The Vikings used to have good vibes, too. They were looking forward to their running game-defense formula of 2019 leading to even better results after finishing second in the NFC North and winning a playoff game last season. Unfortunately for them, an offseason exodus of veterans has turned the defense into a real liability. Everson Griffen and Linval Joseph are gone. Xavier Rhodes, Trae Waynes and Mackensie Alexander are gone. Danielle Hunter is on the shelf. Harrison Smith and other core players have tried to keep it together, but it’s not happening vs. either run or pass.
Because of the bad defense, the Vikings can’t stick with their effective run-heavy game plan with Dalvin Cook and Alexander Mattison. That, in turn, means Kirk Cousins has to throw in uncomfortable, predictable passing situations, where opponents can tee off on him. He misses Diggs and is force-feeding Adam Thielen with few others involved. Minnesota had the look of a contender in the preseason but it’s in full pretender mode now.
The Texans made the playoffs after an 0-2 start with Bill O’Brien in 2018, so recent history is on their side.
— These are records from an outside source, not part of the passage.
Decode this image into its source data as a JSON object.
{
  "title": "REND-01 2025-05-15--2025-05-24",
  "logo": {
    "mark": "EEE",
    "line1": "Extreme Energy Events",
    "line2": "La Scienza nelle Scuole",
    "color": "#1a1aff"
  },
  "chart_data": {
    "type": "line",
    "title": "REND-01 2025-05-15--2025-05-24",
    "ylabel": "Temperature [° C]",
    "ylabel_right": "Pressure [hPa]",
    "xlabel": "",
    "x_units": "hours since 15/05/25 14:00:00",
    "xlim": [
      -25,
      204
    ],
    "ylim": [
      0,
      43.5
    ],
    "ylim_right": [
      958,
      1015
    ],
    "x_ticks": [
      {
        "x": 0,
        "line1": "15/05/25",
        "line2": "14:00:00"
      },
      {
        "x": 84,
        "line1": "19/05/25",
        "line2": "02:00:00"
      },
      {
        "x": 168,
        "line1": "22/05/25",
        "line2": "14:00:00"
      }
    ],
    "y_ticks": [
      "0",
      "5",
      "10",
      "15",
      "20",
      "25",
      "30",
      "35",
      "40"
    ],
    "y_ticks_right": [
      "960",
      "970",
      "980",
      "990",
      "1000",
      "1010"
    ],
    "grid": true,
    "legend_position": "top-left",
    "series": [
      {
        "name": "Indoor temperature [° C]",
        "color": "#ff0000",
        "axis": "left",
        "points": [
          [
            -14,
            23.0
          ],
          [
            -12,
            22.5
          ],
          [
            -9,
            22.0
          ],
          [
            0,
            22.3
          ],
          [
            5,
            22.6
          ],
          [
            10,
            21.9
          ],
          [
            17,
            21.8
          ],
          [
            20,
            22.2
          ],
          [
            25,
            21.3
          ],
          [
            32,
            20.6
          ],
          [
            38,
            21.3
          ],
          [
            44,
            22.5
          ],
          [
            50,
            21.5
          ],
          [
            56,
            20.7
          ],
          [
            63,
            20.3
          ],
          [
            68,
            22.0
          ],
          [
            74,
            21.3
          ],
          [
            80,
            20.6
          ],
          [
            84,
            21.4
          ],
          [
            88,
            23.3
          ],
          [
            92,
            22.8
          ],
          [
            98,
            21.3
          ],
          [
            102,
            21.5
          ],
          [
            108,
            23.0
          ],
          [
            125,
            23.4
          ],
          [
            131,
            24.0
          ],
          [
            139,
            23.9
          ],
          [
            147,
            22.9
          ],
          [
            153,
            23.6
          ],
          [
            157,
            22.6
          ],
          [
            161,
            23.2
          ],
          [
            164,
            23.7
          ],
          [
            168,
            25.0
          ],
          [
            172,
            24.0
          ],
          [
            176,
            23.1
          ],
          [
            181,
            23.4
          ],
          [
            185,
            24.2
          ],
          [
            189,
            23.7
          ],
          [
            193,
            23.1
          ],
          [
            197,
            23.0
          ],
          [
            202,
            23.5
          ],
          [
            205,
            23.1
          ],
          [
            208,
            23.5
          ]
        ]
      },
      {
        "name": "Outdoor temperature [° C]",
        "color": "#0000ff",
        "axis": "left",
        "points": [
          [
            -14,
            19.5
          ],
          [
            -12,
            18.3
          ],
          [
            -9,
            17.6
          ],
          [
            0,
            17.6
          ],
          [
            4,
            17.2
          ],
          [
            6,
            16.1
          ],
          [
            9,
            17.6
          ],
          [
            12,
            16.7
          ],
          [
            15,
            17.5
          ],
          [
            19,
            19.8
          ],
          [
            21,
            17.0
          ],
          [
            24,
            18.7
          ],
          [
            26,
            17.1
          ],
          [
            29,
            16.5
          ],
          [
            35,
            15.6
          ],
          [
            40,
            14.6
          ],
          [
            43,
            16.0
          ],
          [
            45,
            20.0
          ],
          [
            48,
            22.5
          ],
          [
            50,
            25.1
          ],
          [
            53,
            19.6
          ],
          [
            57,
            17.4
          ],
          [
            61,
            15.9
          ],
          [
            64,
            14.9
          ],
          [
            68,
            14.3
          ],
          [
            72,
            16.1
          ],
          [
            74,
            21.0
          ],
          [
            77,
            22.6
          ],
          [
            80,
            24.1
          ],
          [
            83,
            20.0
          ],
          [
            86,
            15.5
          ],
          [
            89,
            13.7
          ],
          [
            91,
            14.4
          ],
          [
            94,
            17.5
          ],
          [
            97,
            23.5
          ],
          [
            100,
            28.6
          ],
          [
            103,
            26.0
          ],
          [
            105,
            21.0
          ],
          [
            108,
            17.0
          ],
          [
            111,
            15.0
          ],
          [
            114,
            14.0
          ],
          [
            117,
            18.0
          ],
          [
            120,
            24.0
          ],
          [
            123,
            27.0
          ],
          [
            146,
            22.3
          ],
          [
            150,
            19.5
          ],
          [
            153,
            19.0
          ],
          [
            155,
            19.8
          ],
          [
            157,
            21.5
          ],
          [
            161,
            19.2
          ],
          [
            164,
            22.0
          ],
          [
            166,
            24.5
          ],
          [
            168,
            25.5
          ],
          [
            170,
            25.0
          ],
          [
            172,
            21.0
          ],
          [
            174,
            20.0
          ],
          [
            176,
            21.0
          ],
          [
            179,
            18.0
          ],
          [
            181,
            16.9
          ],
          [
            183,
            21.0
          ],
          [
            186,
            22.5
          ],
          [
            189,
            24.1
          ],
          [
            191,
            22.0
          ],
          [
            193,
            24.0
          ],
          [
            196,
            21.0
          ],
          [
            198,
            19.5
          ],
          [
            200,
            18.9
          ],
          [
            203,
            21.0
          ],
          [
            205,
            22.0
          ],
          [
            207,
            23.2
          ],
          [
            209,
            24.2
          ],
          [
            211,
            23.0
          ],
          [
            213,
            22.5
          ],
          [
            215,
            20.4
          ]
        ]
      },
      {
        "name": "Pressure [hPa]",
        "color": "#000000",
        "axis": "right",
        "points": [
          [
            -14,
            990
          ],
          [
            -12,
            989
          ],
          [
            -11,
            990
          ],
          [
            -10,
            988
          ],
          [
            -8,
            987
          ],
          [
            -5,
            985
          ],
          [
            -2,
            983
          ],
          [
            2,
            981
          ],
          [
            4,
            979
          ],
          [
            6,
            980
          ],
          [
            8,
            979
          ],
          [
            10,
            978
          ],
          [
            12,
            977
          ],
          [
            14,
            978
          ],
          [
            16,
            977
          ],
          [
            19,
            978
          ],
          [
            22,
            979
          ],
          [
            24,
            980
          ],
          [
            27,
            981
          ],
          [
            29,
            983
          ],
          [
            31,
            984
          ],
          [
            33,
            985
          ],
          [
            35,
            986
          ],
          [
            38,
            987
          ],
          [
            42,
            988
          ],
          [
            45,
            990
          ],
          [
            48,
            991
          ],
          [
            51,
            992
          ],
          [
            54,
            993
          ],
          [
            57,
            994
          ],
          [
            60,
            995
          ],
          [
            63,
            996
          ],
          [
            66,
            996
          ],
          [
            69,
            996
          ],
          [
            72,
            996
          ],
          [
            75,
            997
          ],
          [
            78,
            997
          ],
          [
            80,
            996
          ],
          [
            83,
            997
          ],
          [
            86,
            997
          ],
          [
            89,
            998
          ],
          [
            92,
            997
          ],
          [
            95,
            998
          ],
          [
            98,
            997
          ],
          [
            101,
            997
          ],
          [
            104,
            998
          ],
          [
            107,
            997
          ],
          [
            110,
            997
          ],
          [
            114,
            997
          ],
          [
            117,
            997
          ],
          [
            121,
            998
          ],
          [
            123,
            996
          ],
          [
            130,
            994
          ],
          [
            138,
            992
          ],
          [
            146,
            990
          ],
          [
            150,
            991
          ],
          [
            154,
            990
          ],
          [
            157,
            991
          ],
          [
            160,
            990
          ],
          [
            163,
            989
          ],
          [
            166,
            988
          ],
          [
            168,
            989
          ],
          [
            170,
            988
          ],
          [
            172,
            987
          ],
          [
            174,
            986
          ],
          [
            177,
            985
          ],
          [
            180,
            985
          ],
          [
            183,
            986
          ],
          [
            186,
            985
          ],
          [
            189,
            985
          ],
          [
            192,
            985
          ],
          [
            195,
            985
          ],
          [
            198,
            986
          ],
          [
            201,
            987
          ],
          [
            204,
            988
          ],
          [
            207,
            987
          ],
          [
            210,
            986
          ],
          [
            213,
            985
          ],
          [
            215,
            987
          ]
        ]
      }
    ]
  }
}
So is Deshaun Watson.
Their defense has looked terrible and it’s not getting better. They have gotten mixed results in the traditional running game with new lead back David Johnson. There’s no doubt Watson misses Hopkins. The schedule stays tough with the Steelers next week.
Still, it’s hard to trust Tannehill, Philip Rivers and Gardner Minshew more than Watson. The AFC South tends to be a roller coaster where things even out over the course of the season. It’s also a division where eight or nine wins might be good enough. For those reasons, plus Tennessee being a shaky first-place team, Houston has to be considered a contender still. Watson gives the Texans a floor higher than most not-so good teams.
The defense gave up 38 points in the loss to the Seahawks in Week 1, which forced Ryan and the big-time passing game to play catchup most of the time. Then they gave up a 29-10 halftime lead and 40 more points total in the loss to the Cowboys. Dan Quinn keeps seeing the defense have the same old issues against the run and in downfield coverage, and the pass rush is a perpetual work in progress. He’s done his best to fix it by changing coordinators and schemes, but it’s just not happening.
Atlanta, with Ryan, Julio Jones, Calvin Ridley, Todd Gurley and Hayden Hurst, can score with just about anyone in the league, and it must do that to have a chance to win games. The problem is, the team can’t run the ball well enough to protect the defense, which causes a breakdown in complementary football that puts too much pressure on Ryan to be prolific, precise and proficient on every possession. Despite the talent, this team is a confirmed pretender.
The Broncos had great expectations of breaking out as a playoff team in their second season under Vic Fangio. They liked having Von Miller anchor their defense. They loved the potential of Drew Lock to lift the offense. Then Miller went down. Now Lock has gone down, as well.
They were respectable in the first two games with narrow losses to the aforementioned Titans and Steelers. They have adapted well to Pat Shurmur’s offense, showing a strong running game with Melvin Gordon now in the lead and looking diverse with passing-game playmakers. Tight end Noah Fant has put his stamp on things.
But the Chiefs, Raiders and Chargers all look more dynamic on offense, and the Chiefs and Chargers are better on defense. Denver is a pretender. In reality, even if Miller and Lock had both stayed healthy, the Broncos were still a “year away” team.